Les regroupements, qu’impose la loi de 2013, constituent un plan de restructuration d’ampleur de notre secteur sur tout le territoire national. Le transfert de la politique d’austérité vers les opérateurs locaux met les établissements en difficultés financières et aboutit au resserrement de la masse salariale dans chaque établissement, avec pour conséquences des gels et suppressions de postes. Les nouveaux établissements qui vont être créés, les Communautés d’universités et d’établissements (ComUE), seront hors d’échelle. Chacun va concentrer plusieurs dizaines de milliers d’étudiants et plusieurs milliers de personnels. Les centres de décision mis à distance des personnels et des étudiants favoriseront une direction « hors sol », ignorant le travail réel des uns et des autres. Comme c’est déjà le cas aujourd’hui dans les établissements, l’autoritarisme et l’arbitraire l’emporteront sur le débat, la controverse et la collégialité qui fondent la culture universitaire.

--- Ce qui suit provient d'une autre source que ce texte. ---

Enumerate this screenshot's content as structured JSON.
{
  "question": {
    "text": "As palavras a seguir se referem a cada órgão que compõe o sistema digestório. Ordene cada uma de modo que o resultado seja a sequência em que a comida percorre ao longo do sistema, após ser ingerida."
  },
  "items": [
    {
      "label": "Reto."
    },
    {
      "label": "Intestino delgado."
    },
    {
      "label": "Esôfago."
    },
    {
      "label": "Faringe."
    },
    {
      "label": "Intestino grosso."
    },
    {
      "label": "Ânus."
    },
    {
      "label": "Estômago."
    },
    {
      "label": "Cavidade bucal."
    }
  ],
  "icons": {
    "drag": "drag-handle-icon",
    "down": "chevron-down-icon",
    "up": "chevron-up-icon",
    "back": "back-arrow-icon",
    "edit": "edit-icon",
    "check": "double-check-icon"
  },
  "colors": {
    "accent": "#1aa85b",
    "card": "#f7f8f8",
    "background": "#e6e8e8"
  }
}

La recomposition régionale et territoriale de l’enseignement supérieur, combinée avec les objectifs de spécialisation thématique des régions à laquelle incite la stratégie européenne 2020, va entraîner un resserrement mécanique des formations mises à disposition des citoyens d’une région ou d’un territoire donné. La réduction drastique des intitulés de licence et de master associée à la chasse aux doublons dans le ressort d’une ComUE y contribueront largement.
C’est un enseignement supérieur à deux vitesses que cette loi instaure. Des établissements élitistes, dotés des meilleurs moyens pour la formation d’un petit nombre d’un côté et, de l’autre, des établissements disposant de beaucoup moins de moyens, dispensant des formations courtes de moindre valeur, pour le plus grand nombre. Ce système remet gravement en cause le traitement égalitaire des personnels, l’égalité d’accès à l’enseignement supérieur pour tous les citoyens sur l’ensemble du territoire et le principe fondamental de l’adossement de l’enseignement à la recherche dont chaque enseignant a besoin pour assurer un enseignement de qualité ouvrant les étudiants aux avancées les plus récentes des sciences et techniques. Revenir sur ces principes, c’est hypothéquer la capacité de l’enseignement supérieur français à assurer son développement dans l’indépendance.
Dans notre secteur, la notion de masse critique n’a aucun sens. Les établissements d’enseignement supérieur et de recherche ne sont pas des entreprises, les savoirs ne sont pas des marchandises et ils n’ont pas à défendre un capital dont ils seraient propriétaires. Les savoirs constituent un bien commun dont chaque citoyen doit pouvoir bénéficier dans les meilleures conditions possibles, quelles que soient ses origines sociales et géographiques.
Pour toutes ces raisons, nous vous demandons aujourd’hui, monsieur le ministre, de :
Tout cela doit s’accompagner d’une revalorisation des salaires et des déroulements de carrière, de l’arrêt immédiat du gel du point d’indice et du rattrapage de la perte de pouvoir d’achat (8%).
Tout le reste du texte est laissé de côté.